Le ministre de l’Education nationale fait le point avec « Libé » : Plan d’urgence, réforme du système éducatif, dialogue social …
Bilan de l’année scolaire qui vient de finir, réforme du système actuel du baccalauréat, dialogue social, résultats du plan d’urgence qui en est à sa dernière ligne droite, réforme du système éducatif national et tant d’autres questions cruciales concernant notre enseignement ont été abordées par  Mohamed el Ouafa, ministre de l’Education nationale lors de l’interview qu’il a accordée à «Libé».  Face à l’obligation de réformer un système  d’enseignement qui a toujours constitué un champ d’expérimentations et de projets avortés, Mohamed El Ouafa reconnaît sans gêne les dysfonctionnements et les insuffisances d’un département qui compte 300.000 fonctionnaires et qui absorbe une grande partie du budget général de l’Etat. Entre autres problèmes qui entravent la bonne marche de ce secteur névralgique, le ministre met à l’index le manque de communication entre les différents partenaires du secteur, la centralisation abusive des décisions, le recours à des pédagogies importées et imposées aux enseignants, la mauvaise gestion ou encore le manque crucial en ressources humaines dû à l’absence de formation universitaire.
 
 
 

Libé : Quel bilan dressez-vous des huit mois à la tête du ministère de l’Education nationale ?
 
Mohamed El Ouafa : J’ai découvert une situation en effervescence :  énormément d’arrêt  de travail, de grèves et de contestations. Comme vous le savez, je suis arrivé à la troisième année de l’application du Plan d’urgence et l’une des premières questions qui s’est posée à moi c’est de comprendre les  objectifs  de ce plan d’urgence d’une part et  d’autre part de comprendre ce que signifie cette histoire de pédagogie d’intégration qu’on a collée au plan d’urgence.

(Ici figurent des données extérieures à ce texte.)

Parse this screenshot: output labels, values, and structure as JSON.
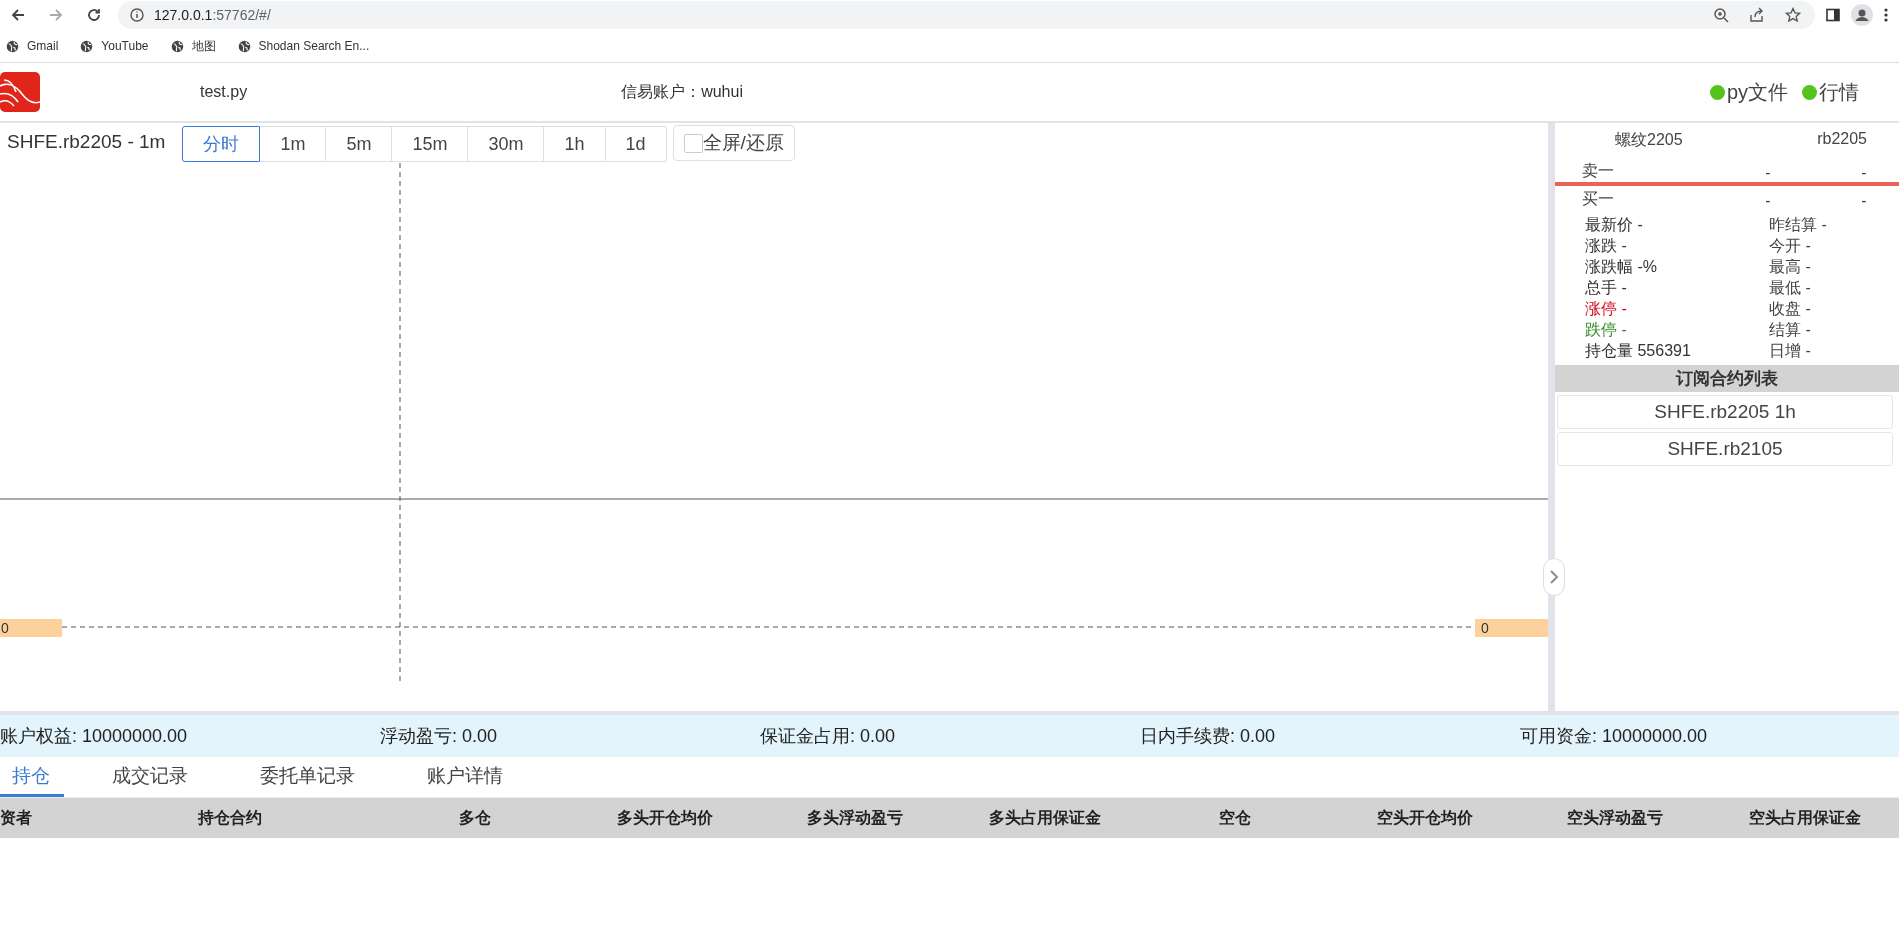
{
  "browser": {
    "nav": [
      {
        "kind": "back",
        "disabled": false
      },
      {
        "kind": "forward",
        "disabled": true
      },
      {
        "kind": "reload",
        "disabled": false
      }
    ],
    "url_host": "127.0.0.1",
    "url_rest": ":57762/#/",
    "bookmarks": [
      "Gmail",
      "YouTube",
      "地图",
      "Shodan Search En..."
    ]
  },
  "header": {
    "file": "test.py",
    "account": "信易账户：wuhui",
    "status": [
      {
        "label": "py文件",
        "color": "#52c41a"
      },
      {
        "label": "行情",
        "color": "#52c41a"
      }
    ]
  },
  "chart": {
    "title": "SHFE.rb2205 - 1m",
    "periods": [
      {
        "label": "分时",
        "selected": true
      },
      {
        "label": "1m",
        "selected": false
      },
      {
        "label": "5m",
        "selected": false
      },
      {
        "label": "15m",
        "selected": false
      },
      {
        "label": "30m",
        "selected": false
      },
      {
        "label": "1h",
        "selected": false
      },
      {
        "label": "1d",
        "selected": false
      }
    ],
    "fullscreen": {
      "label": "全屏/还原",
      "checked": false
    },
    "left_price": "0",
    "right_price": "0"
  },
  "quote": {
    "name": "螺纹2205",
    "code": "rb2205",
    "book": [
      {
        "label": "卖一",
        "price": "-",
        "volume": "-"
      },
      {
        "label": "买一",
        "price": "-",
        "volume": "-"
      }
    ],
    "stats_left": [
      {
        "text": "最新价 -",
        "color": "#333333"
      },
      {
        "text": "涨跌 -",
        "color": "#333333"
      },
      {
        "text": "涨跌幅 -%",
        "color": "#333333"
      },
      {
        "text": "总手 -",
        "color": "#333333"
      },
      {
        "text": "涨停 -",
        "color": "#d0021b"
      },
      {
        "text": "跌停 -",
        "color": "#2e8b22"
      },
      {
        "text": "持仓量 556391",
        "color": "#333333"
      }
    ],
    "stats_right": [
      "昨结算 -",
      "今开 -",
      "最高 -",
      "最低 -",
      "收盘 -",
      "结算 -",
      "日增 -"
    ]
  },
  "subscriptions": {
    "title": "订阅合约列表",
    "items": [
      "SHFE.rb2205 1h",
      "SHFE.rb2105"
    ]
  },
  "account_summary": [
    "账户权益: 10000000.00",
    "浮动盈亏: 0.00",
    "保证金占用: 0.00",
    "日内手续费: 0.00",
    "可用资金: 10000000.00"
  ],
  "bottom_tabs": [
    {
      "label": "持仓",
      "selected": true
    },
    {
      "label": "成交记录",
      "selected": false
    },
    {
      "label": "委托单记录",
      "selected": false
    },
    {
      "label": "账户详情",
      "selected": false
    }
  ],
  "positions_table": {
    "columns": [
      "资者",
      "持仓合约",
      "多仓",
      "多头开仓均价",
      "多头浮动盈亏",
      "多头占用保证金",
      "空仓",
      "空头开仓均价",
      "空头浮动盈亏",
      "空头占用保证金"
    ]
  }
}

Donc, j’ai réuni des experts marocains et d’anciens inspecteurs et enseignants  de toutes tendances politiques et de toutes familles pédagogiques qui ont eu  un passé important au ministère de l’Education nationale. Je suis parvenu à une première conclusion à savoir que si on continue sur une année normale comme ils ont fait en   2011 et même 2010, je m’acheminais vers une année blanche. Par conséquent et après plusieurs concertations,  j’ai pris la décision difficile de mettre fin à la pédagogie d’intégration. J’ai découvert que c’est un bureau d’études  étranger  qui a établi cette pédagogie rejetée pourtant par le corps enseignant.  Moi-même, je ne comprenais rien du tout à l’utilité de cette pédagogie et comme je vous l’ai dit, connaissant un peu le milieu et après avoir demandé un certain nombre d’avis, j’ai découvert que des pays comme l’Espagne et la France laissaient le choix à l’enseignant d’adopter la pédagogie qui s’appliquait à la spécificité de sa région, de sa classe et du milieu social. La pédagogie est une approche didactique  pour amener l’élève à avoir un certain nombre de connaissances pour sa formation. Je pense qu’il faut laisser la liberté aux enseignants de prendre l’initiative.   Le ministère dictait même   le type d’emploi du temps à adopter alors que par le passé, c’était le directeur de l’école et son corps  enseignant qui établissaient l’emploi du temps qui était homologué par l’inspecteur .  
 
Le  plan d’urgence a-t-il été une perte de temps ?
 
Non, il y a un problème de communication. Le ministère n’a pas su promouvoir correctement le plan d’urgence. D’abord, on n’aurait pas dû  l’appeler ainsi. On a constaté à un certain moment que nos écoles étaient dans un état de délabrement et on a voulu les réhabiliter au niveau de la construction. L’Etat donc a investi une enveloppe de 33 milliards pour cette opération afin d’élargir l’offre scolaire parce que nos indicateurs étaient mauvais au niveau de la scolarisation. On a décidé alors de créer des écoles primaires à travers le pays et multiplier ainsi la capacité des écoles et des internats   dans le milieu rural. D’autres objectifs étaient à l’ordre du jour tels la scolarisation de la fille, le matériel didactique et l’amélioration des moyens dont disposait l’enseignant.
 
Le plan d’urgence a-t-il réalisé ces objectifs ?
 
La situation de l’école marocaine au niveau de l’infrastructure s’est beaucoup améliorée.    La scolarisation au niveau du primaire a atteint le seuil  de 97 % et il y a des académies et des régions où la scolarisation est de l’ordre de 99%. 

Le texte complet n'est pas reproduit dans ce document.